SD-WAN addresses a different need by giving IT teams more control over how traffic behaves across a distributed environment. That matters in retail because not every application deserves the same treatment. A guest Wi-Fi slowdown is annoying, but a disruption to POS or a critical operational workflow has a direct impact on business. With SD-WAN, teams can apply policy more uniformly, improve visibility across locations, and steer traffic based on business priority.

Why 5G and SD-WAN together

5G and SD-WAN give retailers a better way to manage multisite operations without turning every location into its own networking project. 5G provides flexibility and resilience. SD-WAN delivers policy control, prioritization, and operational consistency. Together, they create a stronger underlying network for distributed AI workloads and help retail IT teams scale without adding management burden.

That’s one of the practical benefits of AI in retail when the network is built for it. Retailers can bring AI into operations without making the environment harder to manage.

Best practices for scaling AI in retail

Retailers don’t need to solve AI readiness all at once, but they should strengthen the foundation before AI traffic and dependencies grow further.

  1. Start with segmentation. POS, cameras, employee devices, inventory systems, and guest access should not operate in the same zone.
  2. Standardize before complexity multiplies. Retail gets harder to manage when every site is treated like a special case. Consistent templates, centralized policy, and scalable provisioning become important as AI expands.
  3. Plan for traffic competition early. AI adds images, video, telemetry, and conversational traffic to locations already handling critical transactions and store operations. Without clear priorities, performance issues tend to appear where retailers can least afford them. 

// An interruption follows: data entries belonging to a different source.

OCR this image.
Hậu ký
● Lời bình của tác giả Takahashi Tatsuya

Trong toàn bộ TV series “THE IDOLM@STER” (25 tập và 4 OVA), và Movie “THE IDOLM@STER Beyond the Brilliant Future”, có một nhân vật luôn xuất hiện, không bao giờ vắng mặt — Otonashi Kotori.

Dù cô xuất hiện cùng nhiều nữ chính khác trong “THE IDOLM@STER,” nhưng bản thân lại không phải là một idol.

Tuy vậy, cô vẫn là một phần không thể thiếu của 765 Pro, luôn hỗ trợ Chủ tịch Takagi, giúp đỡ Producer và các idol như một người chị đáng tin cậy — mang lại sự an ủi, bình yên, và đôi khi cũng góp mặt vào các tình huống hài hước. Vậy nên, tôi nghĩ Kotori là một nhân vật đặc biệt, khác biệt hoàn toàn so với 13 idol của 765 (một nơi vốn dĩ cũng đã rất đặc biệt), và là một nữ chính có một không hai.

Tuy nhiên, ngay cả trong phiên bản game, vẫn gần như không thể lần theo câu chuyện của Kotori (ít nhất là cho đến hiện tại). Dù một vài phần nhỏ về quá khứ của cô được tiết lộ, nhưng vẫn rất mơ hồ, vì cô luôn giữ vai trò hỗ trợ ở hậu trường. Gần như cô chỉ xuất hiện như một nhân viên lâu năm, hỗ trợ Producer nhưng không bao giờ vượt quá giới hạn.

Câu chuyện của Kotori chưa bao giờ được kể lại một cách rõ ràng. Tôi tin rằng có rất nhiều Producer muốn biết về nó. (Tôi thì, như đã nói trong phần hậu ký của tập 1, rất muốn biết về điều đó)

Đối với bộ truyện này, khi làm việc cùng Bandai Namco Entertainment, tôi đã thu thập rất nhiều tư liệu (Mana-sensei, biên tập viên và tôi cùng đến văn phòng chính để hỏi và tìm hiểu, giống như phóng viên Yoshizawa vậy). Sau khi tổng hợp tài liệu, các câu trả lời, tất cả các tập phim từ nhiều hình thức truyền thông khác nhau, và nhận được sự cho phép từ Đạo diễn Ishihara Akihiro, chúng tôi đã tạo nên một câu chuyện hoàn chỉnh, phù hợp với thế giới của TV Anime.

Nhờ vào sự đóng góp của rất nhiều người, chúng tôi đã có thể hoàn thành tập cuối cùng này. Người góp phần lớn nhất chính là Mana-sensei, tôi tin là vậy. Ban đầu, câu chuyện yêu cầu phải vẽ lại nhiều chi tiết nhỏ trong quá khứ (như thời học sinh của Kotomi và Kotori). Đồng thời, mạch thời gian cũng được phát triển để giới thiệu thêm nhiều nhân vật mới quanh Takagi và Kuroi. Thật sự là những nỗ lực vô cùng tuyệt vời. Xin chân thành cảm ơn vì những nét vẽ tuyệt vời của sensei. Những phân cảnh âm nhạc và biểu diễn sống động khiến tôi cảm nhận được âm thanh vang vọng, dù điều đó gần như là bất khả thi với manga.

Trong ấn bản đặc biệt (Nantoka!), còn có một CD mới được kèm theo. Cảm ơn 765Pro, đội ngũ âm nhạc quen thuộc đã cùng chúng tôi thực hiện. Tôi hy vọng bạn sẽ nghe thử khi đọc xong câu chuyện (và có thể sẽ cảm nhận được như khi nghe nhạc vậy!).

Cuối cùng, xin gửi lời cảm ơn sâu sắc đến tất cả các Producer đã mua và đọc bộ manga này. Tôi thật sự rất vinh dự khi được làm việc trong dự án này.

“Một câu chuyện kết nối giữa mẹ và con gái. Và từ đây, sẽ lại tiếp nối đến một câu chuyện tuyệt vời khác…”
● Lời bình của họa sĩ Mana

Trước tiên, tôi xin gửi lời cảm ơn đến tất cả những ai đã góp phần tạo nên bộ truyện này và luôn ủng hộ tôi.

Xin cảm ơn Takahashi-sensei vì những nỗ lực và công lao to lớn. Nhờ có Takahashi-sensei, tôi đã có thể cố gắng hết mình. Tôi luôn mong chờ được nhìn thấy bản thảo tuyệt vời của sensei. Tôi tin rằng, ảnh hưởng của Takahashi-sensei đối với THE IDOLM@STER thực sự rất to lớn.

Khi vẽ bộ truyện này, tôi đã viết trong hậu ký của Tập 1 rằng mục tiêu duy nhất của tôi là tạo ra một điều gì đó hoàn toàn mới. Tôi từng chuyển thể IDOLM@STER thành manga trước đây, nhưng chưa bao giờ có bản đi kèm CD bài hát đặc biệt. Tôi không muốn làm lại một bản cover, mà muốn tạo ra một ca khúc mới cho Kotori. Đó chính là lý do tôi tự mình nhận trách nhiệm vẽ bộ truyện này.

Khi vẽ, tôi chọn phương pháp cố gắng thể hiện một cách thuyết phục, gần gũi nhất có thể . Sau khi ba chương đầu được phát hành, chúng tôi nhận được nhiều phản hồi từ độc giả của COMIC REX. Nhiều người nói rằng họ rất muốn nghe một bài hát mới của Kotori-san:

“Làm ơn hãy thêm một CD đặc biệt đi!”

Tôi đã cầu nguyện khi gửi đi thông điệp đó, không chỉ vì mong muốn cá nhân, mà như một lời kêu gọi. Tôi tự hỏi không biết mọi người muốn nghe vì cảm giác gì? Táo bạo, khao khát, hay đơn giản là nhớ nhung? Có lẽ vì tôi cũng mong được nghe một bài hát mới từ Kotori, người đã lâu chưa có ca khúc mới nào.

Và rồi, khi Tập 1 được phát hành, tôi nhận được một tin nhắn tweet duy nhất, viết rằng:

Getting the basics right makes it possible to run AI predictably across stores, warehouses, and other edge environments.

The bigger issue behind AI in retail

Retailers have no shortage of AI opportunities. The harder question is whether the network underneath those use cases can support them reliably at scale.

The benefits of AI in retail are real, but they depend on more than the application itself. They depend on a network that can deliver consistent performance, handle edge and cloud workflows, and provide IT teams with sufficient visibility and control to manage a broad retail footprint.